Katie Johnson wasn't into reading. At all.
Nothing seemed to capture her interest. Not Judy Blume or R.L. Stine. Not Nancy Drew or even Harry Potter.
"I never read (books) till the middle of seventh grade," said Katie, 13, who, like many reluctant readers, ended up enrolled in an intensive reading class.
Then one day she discovered manga.
"It started as a joke," she said, telling the story about how she "stole" a friend's book for laughs. It was a Japanese graphic novel, the kind her good friend, Cassondra McIntyre, 13, always had her nose stuck in.
"I thought it was funny that you had to read the book from back to front," Katie said. "So I started reading it."
She hasn't stopped.
"I basically nab every manga book I can," she said.
The once reluctant reader is now a frequent visitor to the media center at Crews Lake Middle and the Hudson library, where popular titles such as Naruto, Ouran High School Host Club and Bleach share shelf space with more classic reads. She also spends extra time after school exploring the genre as a member of the school's Manga Club. Because of that, she said, her reading skills have improved markedly.
That's the kind of success story that Robin Borick is quick to crow about. While adults and others in the teaching field might dismiss manga as mere comic books with little educational merit, the Crews Lake Middle media specialist has seen the positive effect the books have.
"There's a lot of statistics that show how it increased the reading skills for students," said Borick, who also saw the benefits when she worked as a reading teacher at Wesley Chapel High. "It gets them into reading something, and then they become avid readers."
"I can't get over how widespread this is," said Borick, who also serves as sponsor of an after-school manga club at Crews Lake Middle. "Manga is the highest circulation for books checked out in the school library. Some kids will check out three a day."
"They are absolutely the hot item in our media center," said Melodie Oleson, media specialist at Sunlake High. "Our suggestion box is always filled with manga titles that are being requested."
"They've definitely grown in popularity," said Paul Stonebridge, teen services manager for the Pasco County Library System. He figures he draws in about 65 to 70 kids for manga/anime clubs and special events held at the Land O'Lakes Branch.
"We used to have one shelf (for manga)," Stonebridge said. "Now there's three shelves. I think it's here to stay for a while."
So what's the big draw?
Manga, which has long been part of the Japanese culture, can be a quick read for youngsters who might feel overwhelmed tackling thick chapter books, Stonebridge said. The books, which are read from right to left, are filled with animated drawings that sparked the popular anime television shows these kids grew up on, such as Pokemon and Dragon Ball Z.

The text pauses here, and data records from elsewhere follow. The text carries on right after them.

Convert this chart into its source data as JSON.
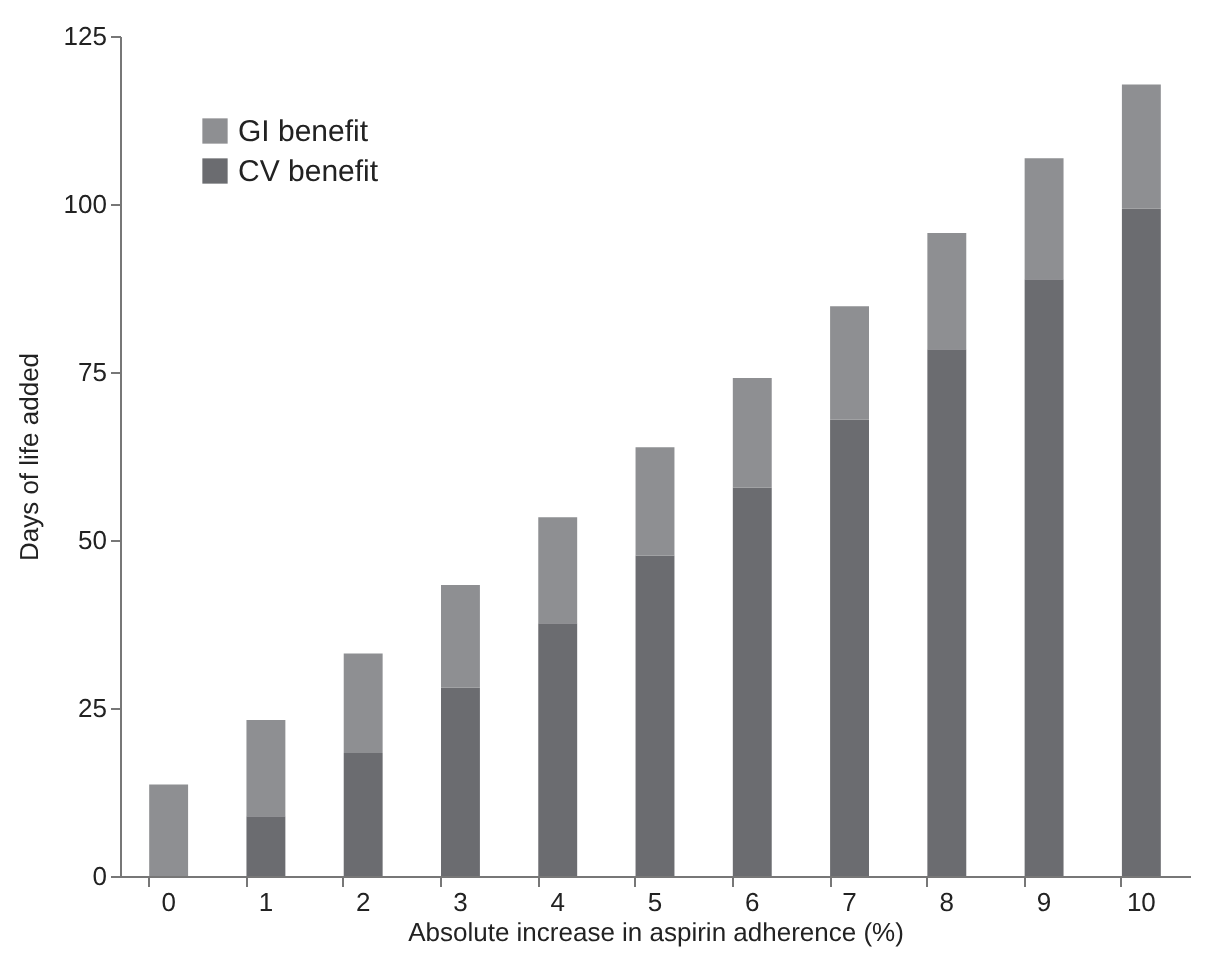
{
  "chart_data": {
    "type": "bar",
    "stacked": true,
    "xlabel": "Absolute increase in aspirin adherence (%)",
    "ylabel": "Days of life added",
    "categories": [
      "0",
      "1",
      "2",
      "3",
      "4",
      "5",
      "6",
      "7",
      "8",
      "9",
      "10"
    ],
    "series": [
      {
        "name": "CV benefit",
        "color": "#6b6c70",
        "values": [
          0,
          8.9,
          18.3,
          28,
          37.6,
          47.7,
          57.8,
          67.9,
          78.4,
          88.8,
          99.3
        ]
      },
      {
        "name": "GI benefit",
        "color": "#8e8f92",
        "values": [
          13.6,
          14.3,
          14.8,
          15.3,
          15.8,
          16.1,
          16.3,
          16.9,
          17.3,
          18,
          18.5
        ]
      }
    ],
    "ylim": [
      0,
      125
    ],
    "yticks": [
      0,
      25,
      50,
      75,
      100,
      125
    ],
    "grid": false,
    "legend": "top left"
  }
}
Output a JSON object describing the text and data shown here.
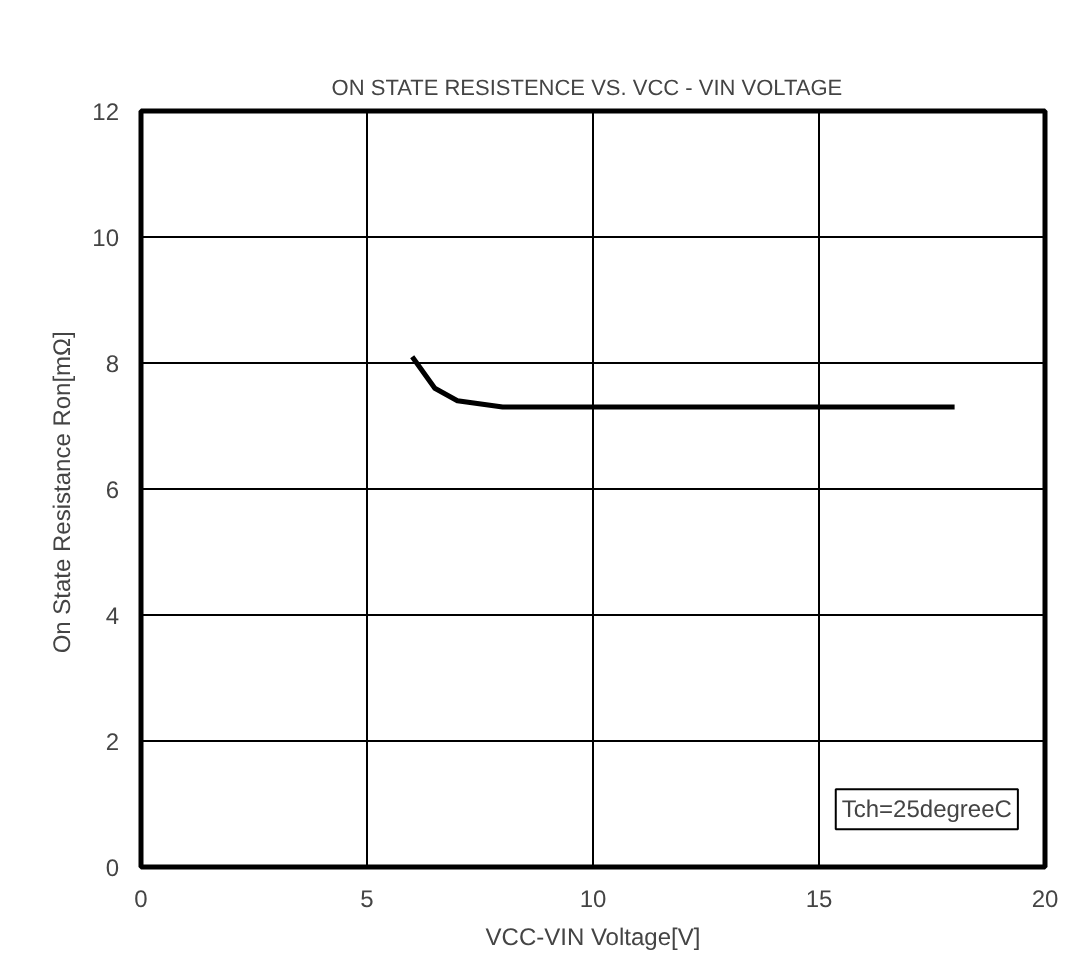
{
  "chart_data": {
    "type": "line",
    "title": "ON STATE RESISTENCE  VS.  VCC - VIN VOLTAGE",
    "xlabel": "VCC-VIN Voltage[V]",
    "ylabel": "On State Resistance  Ron[mΩ]",
    "x": [
      6.0,
      6.5,
      7.0,
      8.0,
      10.0,
      12.0,
      14.0,
      16.0,
      18.0
    ],
    "series": [
      {
        "color": "#000000",
        "values": [
          8.1,
          7.6,
          7.4,
          7.3,
          7.3,
          7.3,
          7.3,
          7.3,
          7.3
        ]
      }
    ],
    "xlim": [
      0,
      20
    ],
    "ylim": [
      0,
      12
    ],
    "xticks": [
      0,
      5,
      10,
      15,
      20
    ],
    "yticks": [
      0,
      2,
      4,
      6,
      8,
      10,
      12
    ],
    "grid": true,
    "annotations": [
      "Tch=25degreeC"
    ]
  }
}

"It's a good way to get the story across in a compact format," said Stonebridge. "I think a lot of kids really like the visual stimulation and the multitasking that's needed to read the books."
"They're marvelous for reluctant readers and the people that are more visual learners," said Oleson. "Kids who are primarily visual learners can hone in on the illustrations and then go to the text."
Megan McKenzie, a freshman at Fivay High who has long been an avid reader of all kinds of books, said her introduction to manga came years ago when she picked up a copy of Vampire Kisses at a book fair at Hudson Elementary School.
"It was a romance with all the blood, gore and scary parts," she said. "I just loved it and I wanted to read more."
"It's different in many ways than traditional books," said Megan, who helped found the after-school club at Crews Lake Middle last year. "There's action, romance. The story line is special."
And it's very different from those Marvel comic books it's always being compared to, said Cassondra, who serves as president of the Crews Lake Manga Club. "In normal comics it's always hero versus villain. The hero wins or they leave you hanging so you have to get the next issue. In manga, there's actually a real story line and the detail in the art is much better than American comic books."
Then there's the escape factor.
"I think it's been a good outlet for me," said Saebra Tidwell, 16, who serves as leader of a well attended anime/manga club at Sunlake High, along with Andrew Finn, 16. "It was something I could escape to — a way to get to a different world."
Indeed. Saebra, who was introduced to manga at the age of 5 by a Japanese friend, is a fluent speaker of the language, eats the food, dons the clothing and hopes to travel to Japan next year as an exchange student.
The books often open doors to a whole new culture, said Stonebridge, who last year coordinated a group trip to Japan and has another planned for the spring.
"The kids read the books and want to learn more," he said.
Best of all is the entrance manga provides into the reader's world.
"It's definitely a gateway book for tweens and teens," Stonebridge said. "A lot of kids will pick up a graphic novel because it's a culture they enjoy, or they like anime (shows). Then a kid who wouldn't read before is suddenly reading a 40-book series. Then maybe they get into fantasy things — chapter books like Lord of the Rings, Vampire's Apprentice or the Dragonlance series.
"Kids that never read at all are maybe willing to give a full novel a try," he said. "Manga is sort of the carrot — where kids can feel the comfort reading brings."